Kalau berbicara soal kegagalan, penulis jadi penasaran. Apa yang dipikirkan J.K. Rowling saat masa-masa dimana tulisan Harry Potter­-nya ditolak penerbit besar sebanyak 12 kali? Apakah Abbas bin Firnas masih membayangkan bahwa manusia dapat terbang ketika percobaannya untuk terbang gagal dan malah memberikan cidera? Bagaimana perasaan Thomas Alva Edison ketika gagal menyalakan bola lampu di percobaan ke 800-nya?

Kegagalan ya? Rasanya, ia adalah teman akrab bagi mereka yang selalu menetap di bawah satu atap ikatan. Meskipun, tidak semua hal harus berhasil juga sebenarnya. Namun, apa salahnya terus mencoba? Kalau masih juga gagal. Siapa tahu ini menjadi kesempatan untuk menguji diri, bisakah mengupayakan cara-cara baru di tengah kondisi yang demikian?

Seperti cerita teman saya beberapa waktu lalu, yang berpendapat bahwa kebersamaan itu penting, bukan hanya untuk sesama pengurus organisasi saja. Namun juga untuk pengurus organisasi dan kader baru.

“Rapat persiapan acara Darul Arqam Dasar boleh ramai, namun dekat dengan kader juga penting,” ujarnya yang gelisah dengan kondisi komisariatnya. Beberapa kali upaya untuk merubah hal tersebut masih saja gagal. Saya sendiri, juga tidak memiliki solusi.

Sampai pada sebuah diskusi bersama teman saya yang lain. Ia, menyarankan bagi para kader IMM untuk mengkaji serial One Piece bersama-sama.
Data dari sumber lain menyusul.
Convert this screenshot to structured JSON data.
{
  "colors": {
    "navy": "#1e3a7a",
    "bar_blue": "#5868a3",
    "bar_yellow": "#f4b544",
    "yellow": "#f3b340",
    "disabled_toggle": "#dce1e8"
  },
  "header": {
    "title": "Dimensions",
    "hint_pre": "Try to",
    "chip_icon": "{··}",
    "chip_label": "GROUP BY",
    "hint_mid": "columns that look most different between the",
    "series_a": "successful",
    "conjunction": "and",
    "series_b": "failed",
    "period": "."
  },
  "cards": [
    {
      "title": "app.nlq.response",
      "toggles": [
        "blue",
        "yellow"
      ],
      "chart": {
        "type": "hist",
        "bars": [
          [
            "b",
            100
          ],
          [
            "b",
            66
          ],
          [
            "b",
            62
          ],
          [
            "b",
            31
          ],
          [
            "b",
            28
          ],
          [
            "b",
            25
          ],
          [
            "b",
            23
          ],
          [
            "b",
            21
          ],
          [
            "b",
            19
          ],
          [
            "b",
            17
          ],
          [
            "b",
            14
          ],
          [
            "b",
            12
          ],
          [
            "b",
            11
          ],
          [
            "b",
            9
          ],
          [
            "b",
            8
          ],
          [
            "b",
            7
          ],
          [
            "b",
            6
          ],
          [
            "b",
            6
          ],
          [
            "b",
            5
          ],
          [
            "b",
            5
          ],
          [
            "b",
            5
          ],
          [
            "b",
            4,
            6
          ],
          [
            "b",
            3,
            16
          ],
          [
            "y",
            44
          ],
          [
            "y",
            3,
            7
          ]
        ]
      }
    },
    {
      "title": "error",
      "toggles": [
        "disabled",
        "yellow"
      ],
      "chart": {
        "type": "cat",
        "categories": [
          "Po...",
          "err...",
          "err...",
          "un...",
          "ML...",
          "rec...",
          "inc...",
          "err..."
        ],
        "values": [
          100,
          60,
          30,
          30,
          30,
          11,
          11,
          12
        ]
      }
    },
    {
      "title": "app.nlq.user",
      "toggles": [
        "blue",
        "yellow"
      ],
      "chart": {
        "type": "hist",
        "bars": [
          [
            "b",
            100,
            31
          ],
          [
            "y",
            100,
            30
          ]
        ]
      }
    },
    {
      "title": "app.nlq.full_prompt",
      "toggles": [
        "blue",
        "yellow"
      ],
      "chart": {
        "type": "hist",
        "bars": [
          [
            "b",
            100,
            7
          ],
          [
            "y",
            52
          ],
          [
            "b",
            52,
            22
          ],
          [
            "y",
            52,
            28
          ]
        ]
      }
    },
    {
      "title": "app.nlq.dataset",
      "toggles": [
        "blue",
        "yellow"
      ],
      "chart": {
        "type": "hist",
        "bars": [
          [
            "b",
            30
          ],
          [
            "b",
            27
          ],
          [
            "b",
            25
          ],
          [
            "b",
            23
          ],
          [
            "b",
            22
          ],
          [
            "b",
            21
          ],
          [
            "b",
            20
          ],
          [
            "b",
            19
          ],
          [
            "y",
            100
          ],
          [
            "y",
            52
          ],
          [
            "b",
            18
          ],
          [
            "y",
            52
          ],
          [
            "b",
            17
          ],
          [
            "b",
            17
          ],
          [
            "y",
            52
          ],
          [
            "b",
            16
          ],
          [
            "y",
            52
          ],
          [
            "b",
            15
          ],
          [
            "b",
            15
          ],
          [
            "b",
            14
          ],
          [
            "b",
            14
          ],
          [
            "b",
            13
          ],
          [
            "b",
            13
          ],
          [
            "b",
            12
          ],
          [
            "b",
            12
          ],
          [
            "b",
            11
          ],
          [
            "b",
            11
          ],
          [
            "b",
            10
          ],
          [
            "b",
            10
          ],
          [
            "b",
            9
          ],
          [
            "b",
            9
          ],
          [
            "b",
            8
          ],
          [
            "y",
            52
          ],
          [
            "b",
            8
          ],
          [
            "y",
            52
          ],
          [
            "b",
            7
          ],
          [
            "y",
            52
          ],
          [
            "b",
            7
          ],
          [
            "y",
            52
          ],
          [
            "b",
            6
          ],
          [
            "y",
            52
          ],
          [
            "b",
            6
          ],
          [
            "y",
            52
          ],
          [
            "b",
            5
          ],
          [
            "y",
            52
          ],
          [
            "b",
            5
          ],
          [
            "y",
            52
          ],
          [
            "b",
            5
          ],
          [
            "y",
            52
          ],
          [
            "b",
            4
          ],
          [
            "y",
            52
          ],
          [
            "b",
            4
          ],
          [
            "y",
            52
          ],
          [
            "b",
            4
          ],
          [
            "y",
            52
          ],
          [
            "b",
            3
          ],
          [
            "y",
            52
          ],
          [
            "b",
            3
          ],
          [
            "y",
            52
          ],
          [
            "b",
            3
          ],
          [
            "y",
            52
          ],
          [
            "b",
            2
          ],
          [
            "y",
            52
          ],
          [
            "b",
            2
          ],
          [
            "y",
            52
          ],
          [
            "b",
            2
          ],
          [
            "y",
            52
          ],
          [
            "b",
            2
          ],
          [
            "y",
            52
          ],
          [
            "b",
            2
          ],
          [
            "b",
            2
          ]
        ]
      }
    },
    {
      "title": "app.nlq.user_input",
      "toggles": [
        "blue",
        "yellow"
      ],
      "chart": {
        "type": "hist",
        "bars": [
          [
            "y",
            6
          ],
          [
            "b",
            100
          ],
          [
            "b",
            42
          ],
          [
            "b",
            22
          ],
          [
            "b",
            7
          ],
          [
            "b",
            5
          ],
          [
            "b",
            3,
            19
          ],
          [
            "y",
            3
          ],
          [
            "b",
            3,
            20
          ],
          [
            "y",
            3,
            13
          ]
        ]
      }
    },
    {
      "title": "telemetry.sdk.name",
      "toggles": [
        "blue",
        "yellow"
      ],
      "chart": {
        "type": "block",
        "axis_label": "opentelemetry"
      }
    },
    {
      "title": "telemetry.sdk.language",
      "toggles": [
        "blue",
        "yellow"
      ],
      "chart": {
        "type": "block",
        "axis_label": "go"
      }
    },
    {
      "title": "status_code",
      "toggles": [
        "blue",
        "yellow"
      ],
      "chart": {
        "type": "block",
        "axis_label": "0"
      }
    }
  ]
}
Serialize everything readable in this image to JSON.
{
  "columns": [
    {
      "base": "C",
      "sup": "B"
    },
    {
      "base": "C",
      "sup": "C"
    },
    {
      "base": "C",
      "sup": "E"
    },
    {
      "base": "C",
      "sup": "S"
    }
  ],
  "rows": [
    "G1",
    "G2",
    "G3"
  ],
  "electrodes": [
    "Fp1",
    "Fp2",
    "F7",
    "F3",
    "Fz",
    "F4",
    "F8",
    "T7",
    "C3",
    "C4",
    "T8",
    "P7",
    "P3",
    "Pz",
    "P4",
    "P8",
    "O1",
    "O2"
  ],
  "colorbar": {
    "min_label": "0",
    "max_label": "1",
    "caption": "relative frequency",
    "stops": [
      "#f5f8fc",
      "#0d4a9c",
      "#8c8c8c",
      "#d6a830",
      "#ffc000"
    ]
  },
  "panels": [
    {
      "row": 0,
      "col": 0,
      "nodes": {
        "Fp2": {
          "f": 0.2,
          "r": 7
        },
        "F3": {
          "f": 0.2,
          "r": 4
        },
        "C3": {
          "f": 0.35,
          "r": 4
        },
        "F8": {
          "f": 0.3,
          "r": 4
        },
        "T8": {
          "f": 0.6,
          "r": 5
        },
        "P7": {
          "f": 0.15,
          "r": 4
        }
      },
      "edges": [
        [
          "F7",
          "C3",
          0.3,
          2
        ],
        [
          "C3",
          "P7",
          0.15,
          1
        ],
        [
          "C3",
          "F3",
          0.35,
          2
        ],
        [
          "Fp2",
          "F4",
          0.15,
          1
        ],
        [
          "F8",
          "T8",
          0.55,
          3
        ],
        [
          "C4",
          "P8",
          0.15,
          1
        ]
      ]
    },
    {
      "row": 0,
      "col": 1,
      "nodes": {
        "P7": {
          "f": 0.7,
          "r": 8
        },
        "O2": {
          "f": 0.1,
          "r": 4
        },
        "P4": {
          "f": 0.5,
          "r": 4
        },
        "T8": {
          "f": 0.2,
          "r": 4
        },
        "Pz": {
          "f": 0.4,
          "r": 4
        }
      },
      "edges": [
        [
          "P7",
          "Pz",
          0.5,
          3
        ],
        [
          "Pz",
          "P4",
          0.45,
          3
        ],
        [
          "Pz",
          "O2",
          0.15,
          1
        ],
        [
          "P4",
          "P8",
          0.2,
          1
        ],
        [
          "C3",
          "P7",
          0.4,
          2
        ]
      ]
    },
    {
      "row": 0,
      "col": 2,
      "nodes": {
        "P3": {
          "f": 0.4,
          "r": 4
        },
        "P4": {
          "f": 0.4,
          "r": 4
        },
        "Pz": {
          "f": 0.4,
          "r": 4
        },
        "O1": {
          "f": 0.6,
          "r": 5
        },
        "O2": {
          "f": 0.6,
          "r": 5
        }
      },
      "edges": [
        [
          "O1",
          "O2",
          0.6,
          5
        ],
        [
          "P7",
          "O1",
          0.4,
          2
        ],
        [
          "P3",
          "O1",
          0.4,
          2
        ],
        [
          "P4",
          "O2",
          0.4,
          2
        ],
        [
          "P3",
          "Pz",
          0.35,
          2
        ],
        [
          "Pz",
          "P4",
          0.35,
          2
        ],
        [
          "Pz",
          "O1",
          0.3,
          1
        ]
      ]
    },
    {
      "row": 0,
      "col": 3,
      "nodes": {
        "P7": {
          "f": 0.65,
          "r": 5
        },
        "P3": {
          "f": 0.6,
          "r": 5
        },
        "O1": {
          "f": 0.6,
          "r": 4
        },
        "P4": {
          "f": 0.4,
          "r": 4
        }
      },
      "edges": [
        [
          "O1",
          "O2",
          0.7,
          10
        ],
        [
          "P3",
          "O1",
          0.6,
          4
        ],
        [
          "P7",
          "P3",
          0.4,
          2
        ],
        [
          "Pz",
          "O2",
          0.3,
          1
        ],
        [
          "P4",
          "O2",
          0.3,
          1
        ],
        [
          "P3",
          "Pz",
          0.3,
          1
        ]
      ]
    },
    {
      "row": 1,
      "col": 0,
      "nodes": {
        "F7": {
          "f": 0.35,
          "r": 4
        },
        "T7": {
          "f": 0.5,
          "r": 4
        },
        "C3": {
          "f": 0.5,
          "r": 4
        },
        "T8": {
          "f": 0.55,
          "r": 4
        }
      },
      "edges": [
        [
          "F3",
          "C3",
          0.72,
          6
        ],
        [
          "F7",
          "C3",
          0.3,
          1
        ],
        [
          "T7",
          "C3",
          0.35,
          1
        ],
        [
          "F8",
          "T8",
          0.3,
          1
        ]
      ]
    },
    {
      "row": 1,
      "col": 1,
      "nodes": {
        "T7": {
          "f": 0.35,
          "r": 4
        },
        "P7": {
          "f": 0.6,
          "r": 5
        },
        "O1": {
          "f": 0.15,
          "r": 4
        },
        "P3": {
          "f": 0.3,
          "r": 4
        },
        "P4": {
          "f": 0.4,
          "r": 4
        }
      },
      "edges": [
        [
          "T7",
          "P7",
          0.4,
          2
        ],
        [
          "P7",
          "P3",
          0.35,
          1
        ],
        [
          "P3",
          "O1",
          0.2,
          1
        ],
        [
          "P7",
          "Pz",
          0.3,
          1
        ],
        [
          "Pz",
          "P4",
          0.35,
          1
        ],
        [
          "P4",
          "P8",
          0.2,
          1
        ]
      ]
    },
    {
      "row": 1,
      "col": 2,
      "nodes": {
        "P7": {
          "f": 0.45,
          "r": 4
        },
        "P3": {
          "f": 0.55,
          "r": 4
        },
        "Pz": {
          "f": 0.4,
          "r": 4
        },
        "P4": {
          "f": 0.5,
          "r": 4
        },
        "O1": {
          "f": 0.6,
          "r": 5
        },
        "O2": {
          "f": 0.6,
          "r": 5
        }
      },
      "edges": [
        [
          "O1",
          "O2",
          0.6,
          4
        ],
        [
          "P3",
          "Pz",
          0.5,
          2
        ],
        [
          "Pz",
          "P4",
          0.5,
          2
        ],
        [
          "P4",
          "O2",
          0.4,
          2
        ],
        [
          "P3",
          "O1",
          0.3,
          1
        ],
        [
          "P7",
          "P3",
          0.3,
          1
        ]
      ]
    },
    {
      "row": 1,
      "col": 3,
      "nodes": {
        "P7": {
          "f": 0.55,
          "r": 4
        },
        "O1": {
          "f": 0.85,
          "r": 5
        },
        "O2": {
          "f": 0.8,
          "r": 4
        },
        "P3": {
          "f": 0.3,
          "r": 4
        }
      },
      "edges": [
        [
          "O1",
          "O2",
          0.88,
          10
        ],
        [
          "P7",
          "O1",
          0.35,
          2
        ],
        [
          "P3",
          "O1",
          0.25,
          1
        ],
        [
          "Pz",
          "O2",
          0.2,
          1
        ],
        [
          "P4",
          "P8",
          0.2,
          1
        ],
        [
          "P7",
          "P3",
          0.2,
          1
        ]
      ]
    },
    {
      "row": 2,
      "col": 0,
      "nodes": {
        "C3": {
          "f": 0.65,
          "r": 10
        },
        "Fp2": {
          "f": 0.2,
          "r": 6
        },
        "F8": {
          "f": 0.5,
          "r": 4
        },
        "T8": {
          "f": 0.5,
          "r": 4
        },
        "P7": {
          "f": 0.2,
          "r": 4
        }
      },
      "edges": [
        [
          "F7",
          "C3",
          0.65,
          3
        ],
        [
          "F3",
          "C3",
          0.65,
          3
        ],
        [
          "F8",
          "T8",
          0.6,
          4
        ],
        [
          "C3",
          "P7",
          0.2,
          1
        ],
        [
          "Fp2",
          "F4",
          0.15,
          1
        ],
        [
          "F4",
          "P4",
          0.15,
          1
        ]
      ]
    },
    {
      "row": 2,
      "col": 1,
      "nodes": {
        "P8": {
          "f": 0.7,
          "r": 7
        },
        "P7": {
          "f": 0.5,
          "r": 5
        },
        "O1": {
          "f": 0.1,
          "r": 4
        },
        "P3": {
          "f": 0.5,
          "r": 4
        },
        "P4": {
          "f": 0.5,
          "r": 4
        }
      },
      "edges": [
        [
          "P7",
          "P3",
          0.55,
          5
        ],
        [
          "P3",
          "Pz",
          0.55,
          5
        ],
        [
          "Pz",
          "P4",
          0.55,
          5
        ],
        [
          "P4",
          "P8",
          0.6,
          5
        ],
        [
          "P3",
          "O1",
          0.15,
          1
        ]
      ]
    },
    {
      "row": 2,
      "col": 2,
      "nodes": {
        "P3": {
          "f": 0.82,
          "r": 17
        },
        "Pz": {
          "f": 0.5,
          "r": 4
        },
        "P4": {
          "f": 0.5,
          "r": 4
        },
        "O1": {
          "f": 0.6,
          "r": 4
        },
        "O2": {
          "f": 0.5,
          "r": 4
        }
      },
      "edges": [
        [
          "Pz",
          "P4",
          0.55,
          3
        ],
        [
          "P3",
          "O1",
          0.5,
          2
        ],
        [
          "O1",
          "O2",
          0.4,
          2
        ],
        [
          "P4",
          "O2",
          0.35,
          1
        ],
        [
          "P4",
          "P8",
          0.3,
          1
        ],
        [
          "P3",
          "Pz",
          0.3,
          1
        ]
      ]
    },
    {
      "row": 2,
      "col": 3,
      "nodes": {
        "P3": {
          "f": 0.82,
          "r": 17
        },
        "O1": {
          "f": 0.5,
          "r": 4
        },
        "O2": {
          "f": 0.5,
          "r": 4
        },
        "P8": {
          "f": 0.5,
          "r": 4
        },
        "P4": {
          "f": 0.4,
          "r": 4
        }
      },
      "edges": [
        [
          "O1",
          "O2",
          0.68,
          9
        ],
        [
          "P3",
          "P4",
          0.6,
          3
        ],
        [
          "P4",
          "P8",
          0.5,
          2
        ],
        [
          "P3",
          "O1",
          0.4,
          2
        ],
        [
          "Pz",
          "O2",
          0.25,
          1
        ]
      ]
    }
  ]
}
Lihat saja Mugiwara dkk, mereka sangat mencerminkan upaya humanitas di banyak kisah petualangannya. Mulai dari pembebasan Alabasta dari konspirasi jahat Crocodile, pembebasan Dressrosa dari penjajahan Doflamingo, sampai pembebasan Wanokuni dari rezim otoriter Kaido.

“Mereka bisa, karena bersama,” ujarnya. Jadi, mau dibawa kemana kaderisasi kita? Kalau upaya membangun kebersamaan saja masih mandek.